Search code examples
azure-stream-analytics

Can we do query parallelization/ partitioning for a Azure Stream Analytics job which has multiple queries to multiple output types?


Understand from this MS documentation, that Table Storage and Cosmos DB do support partitioning with ASA job.

However, does it work with, for example:

  1. Single ASA job
    • Input: Event hub with 8 partitions
    • Outputs: Table Storage with 4 partitions and Cosmos DB with 4 partitions

Would the above work, as in able to harness the benefit of query parallelization/ partitioning?

Thanks in advance.


Solution

  • Yes, the scenario you have here is supported, but it's a bit more subtle than expected.

    The key here is that both Table Storage and Cosmos DB are output that don't have set partition counts. With a job like yours, from a logical standpoint, ASA will actually run 8 partition writers for each output. It just happens that 4 of them will be running empty. Or rather, instead of 8 writing to 2 outputs each, you will have 8 with 4 writing to one output, and 4 writing to the other.
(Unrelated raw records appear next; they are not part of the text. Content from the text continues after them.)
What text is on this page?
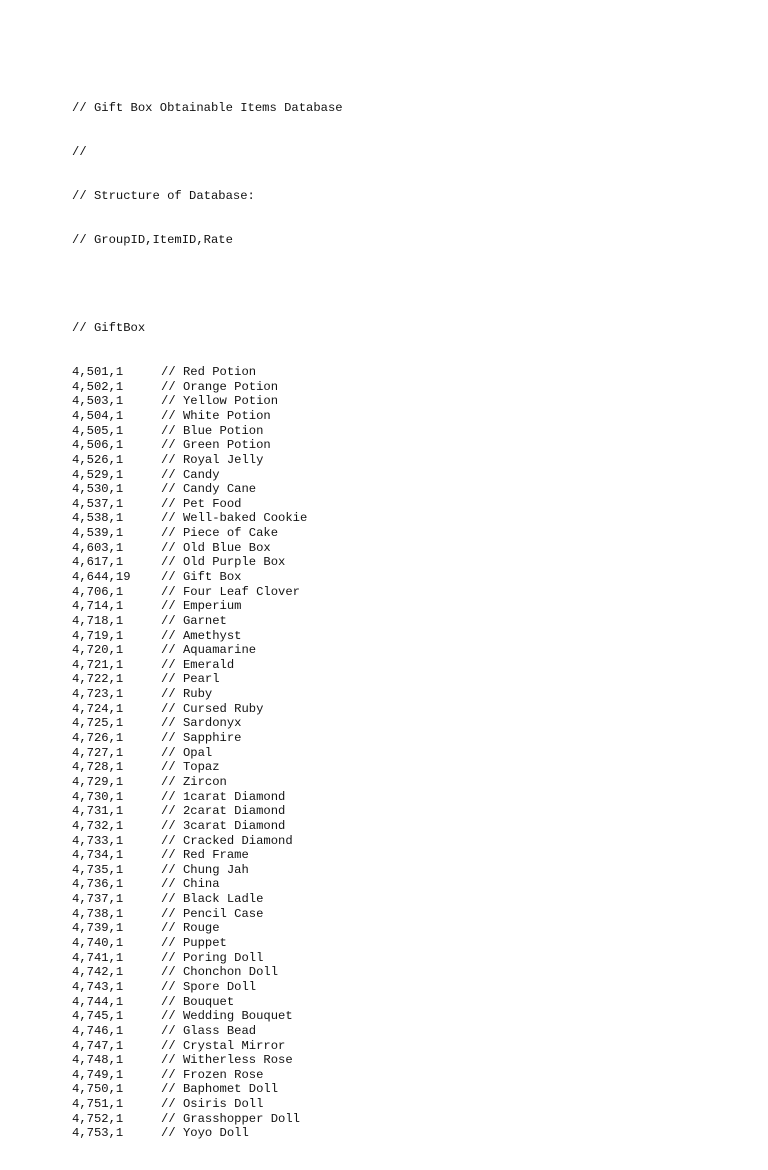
// Gift Box Obtainable Items Database

//

// Structure of Database:

// GroupID,ItemID,Rate

// GiftBox

4,501,1	// Red Potion
4,502,1	// Orange Potion
4,503,1	// Yellow Potion
4,504,1	// White Potion
4,505,1	// Blue Potion
4,506,1	// Green Potion
4,526,1	// Royal Jelly
4,529,1	// Candy
4,530,1	// Candy Cane
4,537,1	// Pet Food
4,538,1	// Well-baked Cookie
4,539,1	// Piece of Cake
4,603,1	// Old Blue Box
4,617,1	// Old Purple Box
4,644,19	// Gift Box
4,706,1	// Four Leaf Clover
4,714,1	// Emperium
4,718,1	// Garnet
4,719,1	// Amethyst
4,720,1	// Aquamarine
4,721,1	// Emerald
4,722,1	// Pearl
4,723,1	// Ruby
4,724,1	// Cursed Ruby
4,725,1	// Sardonyx
4,726,1	// Sapphire
4,727,1	// Opal
4,728,1	// Topaz
4,729,1	// Zircon
4,730,1	// 1carat Diamond
4,731,1	// 2carat Diamond
4,732,1	// 3carat Diamond
4,733,1	// Cracked Diamond
4,734,1	// Red Frame
4,735,1	// Chung Jah
4,736,1	// China
4,737,1	// Black Ladle
4,738,1	// Pencil Case
4,739,1	// Rouge
4,740,1	// Puppet
4,741,1	// Poring Doll
4,742,1	// Chonchon Doll
4,743,1	// Spore Doll
4,744,1	// Bouquet
4,745,1	// Wedding Bouquet
4,746,1	// Glass Bead
4,747,1	// Crystal Mirror
4,748,1	// Witherless Rose
4,749,1	// Frozen Rose
4,750,1	// Baphomet Doll
4,751,1	// Osiris Doll
4,752,1	// Grasshopper Doll
4,753,1	// Yoyo Doll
    Note that if you were to target EH as an output, instead of Table or Cosmos, you would need that EH to have 8 partitions, even if you were only sending data to 4, to keep full parallelization.

    In terms of query, you will need to write something like:

    WITH inputStream AS (
        SELECT * 
        FROM [input]
    )
    
    SELECT * 
    INTO [table]
    FROM inputStream
    WHERE PartitionKey IN (1,2,3,4)
    
    SELECT * 
    INTO [cosmos]
    FROM inputSTream
    WHERE PartitionKey IN (5,6,7,8)
    

    Or any kind of query that doesn't break the partition alignment.